The experience of pregnancy, childbirth, and breastfeeding has laid bare for Whitehead the difficulties of doing research on pregnant women, fetuses, and children. Take the placenta project: most drugs have not and—with currently available technology—cannot easily be tested for fetal safety. Many pregnant women must make choices about taking medicines they might need without knowing if those medications are safe for their babies.

“Yes, it is absolutely true that there are very limited means by which to conduct ethical trials of any kind on this,” she says of drug safety during pregnancy. But the people with the most institutional power are men, who underestimate the problem because they haven’t experienced it themselves, she contends.

“I think the other large part of the problem is that there are a bunch of male scientists sitting around saying, ‘Nobody’s dying here,’ ” she says, so the quality-of-life issue gets lost.

Lebrilla says a broader cultural shift needs to happen in biomedical science for research on underserved topics like breast milk to become more pervasive.

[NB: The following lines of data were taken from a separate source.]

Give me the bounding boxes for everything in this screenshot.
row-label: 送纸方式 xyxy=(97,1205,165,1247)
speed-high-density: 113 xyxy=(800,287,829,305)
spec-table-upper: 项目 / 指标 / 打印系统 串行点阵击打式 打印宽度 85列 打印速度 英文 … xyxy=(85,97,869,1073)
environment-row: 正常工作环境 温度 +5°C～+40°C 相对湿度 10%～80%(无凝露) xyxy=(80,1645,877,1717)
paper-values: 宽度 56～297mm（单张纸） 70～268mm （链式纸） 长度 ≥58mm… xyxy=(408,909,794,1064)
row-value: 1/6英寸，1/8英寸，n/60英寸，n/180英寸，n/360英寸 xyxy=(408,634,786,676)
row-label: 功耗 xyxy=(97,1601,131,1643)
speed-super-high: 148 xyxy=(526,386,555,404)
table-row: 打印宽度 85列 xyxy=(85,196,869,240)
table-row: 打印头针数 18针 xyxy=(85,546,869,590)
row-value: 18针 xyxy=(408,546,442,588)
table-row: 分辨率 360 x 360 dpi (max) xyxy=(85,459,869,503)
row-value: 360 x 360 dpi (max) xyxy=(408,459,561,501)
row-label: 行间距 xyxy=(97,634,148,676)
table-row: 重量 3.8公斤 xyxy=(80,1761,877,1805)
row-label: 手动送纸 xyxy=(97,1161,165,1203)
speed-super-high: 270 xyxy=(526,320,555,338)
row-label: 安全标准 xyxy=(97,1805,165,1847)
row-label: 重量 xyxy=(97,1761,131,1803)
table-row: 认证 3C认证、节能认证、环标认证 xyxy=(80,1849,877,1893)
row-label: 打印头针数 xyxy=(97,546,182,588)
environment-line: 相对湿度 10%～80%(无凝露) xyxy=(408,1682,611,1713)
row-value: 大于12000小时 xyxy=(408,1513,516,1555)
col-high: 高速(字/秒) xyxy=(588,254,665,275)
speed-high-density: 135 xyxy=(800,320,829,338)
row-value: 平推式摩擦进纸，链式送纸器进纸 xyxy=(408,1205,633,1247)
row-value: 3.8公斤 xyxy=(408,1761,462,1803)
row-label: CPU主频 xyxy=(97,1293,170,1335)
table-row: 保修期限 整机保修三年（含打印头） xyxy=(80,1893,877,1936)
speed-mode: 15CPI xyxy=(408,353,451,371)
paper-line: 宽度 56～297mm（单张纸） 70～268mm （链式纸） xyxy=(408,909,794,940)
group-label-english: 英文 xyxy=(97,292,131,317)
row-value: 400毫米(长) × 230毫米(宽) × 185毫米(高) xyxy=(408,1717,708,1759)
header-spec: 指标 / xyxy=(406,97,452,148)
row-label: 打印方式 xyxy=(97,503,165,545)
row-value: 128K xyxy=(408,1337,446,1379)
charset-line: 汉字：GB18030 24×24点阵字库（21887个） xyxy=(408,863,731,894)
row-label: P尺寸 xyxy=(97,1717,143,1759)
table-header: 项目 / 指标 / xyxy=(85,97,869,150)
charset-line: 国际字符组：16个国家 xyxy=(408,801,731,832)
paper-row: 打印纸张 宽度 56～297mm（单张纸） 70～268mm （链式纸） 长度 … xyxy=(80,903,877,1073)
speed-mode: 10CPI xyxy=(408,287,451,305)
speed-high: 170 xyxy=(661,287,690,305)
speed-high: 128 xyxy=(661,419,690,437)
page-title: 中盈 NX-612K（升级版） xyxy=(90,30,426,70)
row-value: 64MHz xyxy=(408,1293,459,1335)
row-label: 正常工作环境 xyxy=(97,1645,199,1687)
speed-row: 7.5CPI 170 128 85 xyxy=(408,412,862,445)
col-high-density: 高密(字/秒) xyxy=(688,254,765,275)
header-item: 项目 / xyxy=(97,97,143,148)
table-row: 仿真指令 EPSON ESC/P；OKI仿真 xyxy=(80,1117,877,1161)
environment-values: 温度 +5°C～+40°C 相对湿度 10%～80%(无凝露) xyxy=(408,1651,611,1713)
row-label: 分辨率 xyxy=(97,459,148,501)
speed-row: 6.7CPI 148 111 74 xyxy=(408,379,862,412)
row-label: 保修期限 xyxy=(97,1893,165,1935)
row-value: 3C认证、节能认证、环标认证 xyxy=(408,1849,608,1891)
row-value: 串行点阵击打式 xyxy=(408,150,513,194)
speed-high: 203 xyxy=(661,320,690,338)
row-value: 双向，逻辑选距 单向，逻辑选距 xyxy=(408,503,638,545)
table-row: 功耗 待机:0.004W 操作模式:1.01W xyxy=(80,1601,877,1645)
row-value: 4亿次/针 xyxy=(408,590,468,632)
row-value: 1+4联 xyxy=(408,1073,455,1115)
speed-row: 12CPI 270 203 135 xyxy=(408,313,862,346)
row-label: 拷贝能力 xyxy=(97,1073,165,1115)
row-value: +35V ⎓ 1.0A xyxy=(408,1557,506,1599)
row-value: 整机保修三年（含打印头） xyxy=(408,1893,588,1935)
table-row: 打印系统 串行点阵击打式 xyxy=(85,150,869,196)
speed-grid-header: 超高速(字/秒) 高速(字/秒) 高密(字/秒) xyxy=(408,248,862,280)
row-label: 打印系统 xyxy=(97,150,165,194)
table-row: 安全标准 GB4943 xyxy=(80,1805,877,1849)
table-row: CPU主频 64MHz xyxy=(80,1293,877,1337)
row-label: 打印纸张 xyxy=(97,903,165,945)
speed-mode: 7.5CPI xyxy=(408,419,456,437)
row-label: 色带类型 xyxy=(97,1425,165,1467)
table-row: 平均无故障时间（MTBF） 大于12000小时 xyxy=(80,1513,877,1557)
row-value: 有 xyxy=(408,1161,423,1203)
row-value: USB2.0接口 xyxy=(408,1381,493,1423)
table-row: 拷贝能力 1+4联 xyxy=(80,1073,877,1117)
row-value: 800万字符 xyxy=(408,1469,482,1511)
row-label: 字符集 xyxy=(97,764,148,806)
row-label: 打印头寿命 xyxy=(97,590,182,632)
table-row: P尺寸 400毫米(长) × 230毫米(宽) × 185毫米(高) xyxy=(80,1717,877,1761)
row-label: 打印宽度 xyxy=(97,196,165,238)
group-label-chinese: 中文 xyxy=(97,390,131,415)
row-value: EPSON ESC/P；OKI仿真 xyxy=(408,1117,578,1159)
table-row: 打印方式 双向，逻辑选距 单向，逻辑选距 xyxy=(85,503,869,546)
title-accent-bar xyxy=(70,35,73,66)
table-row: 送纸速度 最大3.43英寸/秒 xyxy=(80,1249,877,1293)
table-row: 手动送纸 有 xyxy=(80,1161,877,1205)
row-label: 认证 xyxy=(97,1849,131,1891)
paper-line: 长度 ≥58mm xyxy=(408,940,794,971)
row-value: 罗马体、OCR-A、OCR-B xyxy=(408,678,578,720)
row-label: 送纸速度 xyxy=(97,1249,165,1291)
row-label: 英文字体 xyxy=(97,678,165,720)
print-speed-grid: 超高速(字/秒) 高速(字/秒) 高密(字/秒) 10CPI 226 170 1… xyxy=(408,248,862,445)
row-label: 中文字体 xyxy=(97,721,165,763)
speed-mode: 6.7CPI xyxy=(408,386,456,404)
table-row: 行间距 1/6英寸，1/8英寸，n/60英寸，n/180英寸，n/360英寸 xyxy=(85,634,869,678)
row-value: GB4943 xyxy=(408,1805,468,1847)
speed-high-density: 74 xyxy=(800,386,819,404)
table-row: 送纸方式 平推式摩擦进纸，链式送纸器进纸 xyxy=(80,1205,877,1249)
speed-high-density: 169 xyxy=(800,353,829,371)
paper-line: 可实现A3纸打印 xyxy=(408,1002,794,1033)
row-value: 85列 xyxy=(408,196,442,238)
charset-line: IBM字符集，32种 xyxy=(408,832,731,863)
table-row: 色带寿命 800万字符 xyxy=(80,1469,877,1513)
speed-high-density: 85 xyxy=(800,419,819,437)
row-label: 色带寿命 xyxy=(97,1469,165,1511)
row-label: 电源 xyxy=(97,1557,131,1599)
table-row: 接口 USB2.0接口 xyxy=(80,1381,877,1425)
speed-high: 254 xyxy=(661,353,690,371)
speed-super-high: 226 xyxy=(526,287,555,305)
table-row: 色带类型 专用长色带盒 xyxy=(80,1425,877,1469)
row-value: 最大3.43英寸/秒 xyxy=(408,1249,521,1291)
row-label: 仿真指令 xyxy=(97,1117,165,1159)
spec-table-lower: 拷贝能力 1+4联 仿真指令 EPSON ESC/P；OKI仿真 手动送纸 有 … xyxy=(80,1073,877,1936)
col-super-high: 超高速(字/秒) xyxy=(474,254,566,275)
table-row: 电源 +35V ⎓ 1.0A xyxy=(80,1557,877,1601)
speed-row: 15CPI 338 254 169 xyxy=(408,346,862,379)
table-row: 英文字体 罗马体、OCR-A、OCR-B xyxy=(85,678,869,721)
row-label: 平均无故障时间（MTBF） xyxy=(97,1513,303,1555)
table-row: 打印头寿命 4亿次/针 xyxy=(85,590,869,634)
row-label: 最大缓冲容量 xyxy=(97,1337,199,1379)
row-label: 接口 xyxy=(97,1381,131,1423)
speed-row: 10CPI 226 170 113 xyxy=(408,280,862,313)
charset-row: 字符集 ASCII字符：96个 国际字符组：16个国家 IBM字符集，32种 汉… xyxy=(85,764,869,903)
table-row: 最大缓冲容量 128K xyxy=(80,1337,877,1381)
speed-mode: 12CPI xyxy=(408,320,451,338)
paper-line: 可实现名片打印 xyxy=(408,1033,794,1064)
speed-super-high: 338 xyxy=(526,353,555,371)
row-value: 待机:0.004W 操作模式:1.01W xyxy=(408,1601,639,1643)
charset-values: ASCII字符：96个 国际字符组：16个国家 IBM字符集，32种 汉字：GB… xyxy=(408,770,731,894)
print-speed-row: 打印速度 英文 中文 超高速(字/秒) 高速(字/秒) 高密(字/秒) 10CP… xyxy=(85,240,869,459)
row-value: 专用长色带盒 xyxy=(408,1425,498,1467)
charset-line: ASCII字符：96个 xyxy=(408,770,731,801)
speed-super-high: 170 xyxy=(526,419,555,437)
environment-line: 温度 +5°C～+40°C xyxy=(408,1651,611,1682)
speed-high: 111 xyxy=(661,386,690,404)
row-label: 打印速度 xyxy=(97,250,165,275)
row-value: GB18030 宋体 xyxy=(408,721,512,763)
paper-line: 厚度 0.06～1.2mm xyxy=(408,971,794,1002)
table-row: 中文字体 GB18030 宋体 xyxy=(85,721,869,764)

“Certainly, I think having more women in science will change it in a big way,” he says. But the problem is a bigger one of where we place our value. Biomedical science is focused on cures, he says, and less on prevention. And the messengers of prevention, the primary care doctors, the nurses, the dietitians, tend to be women. The work of prevention ends up being devalued, he says. And while Whitehead wants to cure disease, she wants to do it at the earliest point possible, through breast milk, or maybe formula, which the child would be getting anyway. In doing this, she hopes to prevent illnesses that often lead to disability or death, or prevent children and their families from having to go through years of painful and potentially costly treatments.

And so Charlotte, Elsie, Ebony, and the sisterhood of Goat Rodeo Farm find themselves part of not just a scientific project but a social one as well. Whitehead hopes that understanding more about breast milk and other aspects of women’s biology will normalize women’s biology as a space where chemical engineering can solve problems, but she doesn’t believe that failure will kill that vibe.

“I believe the breast-milk proposal will serve 100% of the population,” she says. “Everyone is born. Everyone has the potential to use this type of therapy. Our main goal is to create new technology that works. And so, even if I fail, if I can inspire others to go forth and to start asking questions along these lines, then it’s a win, regardless of what happens to me.”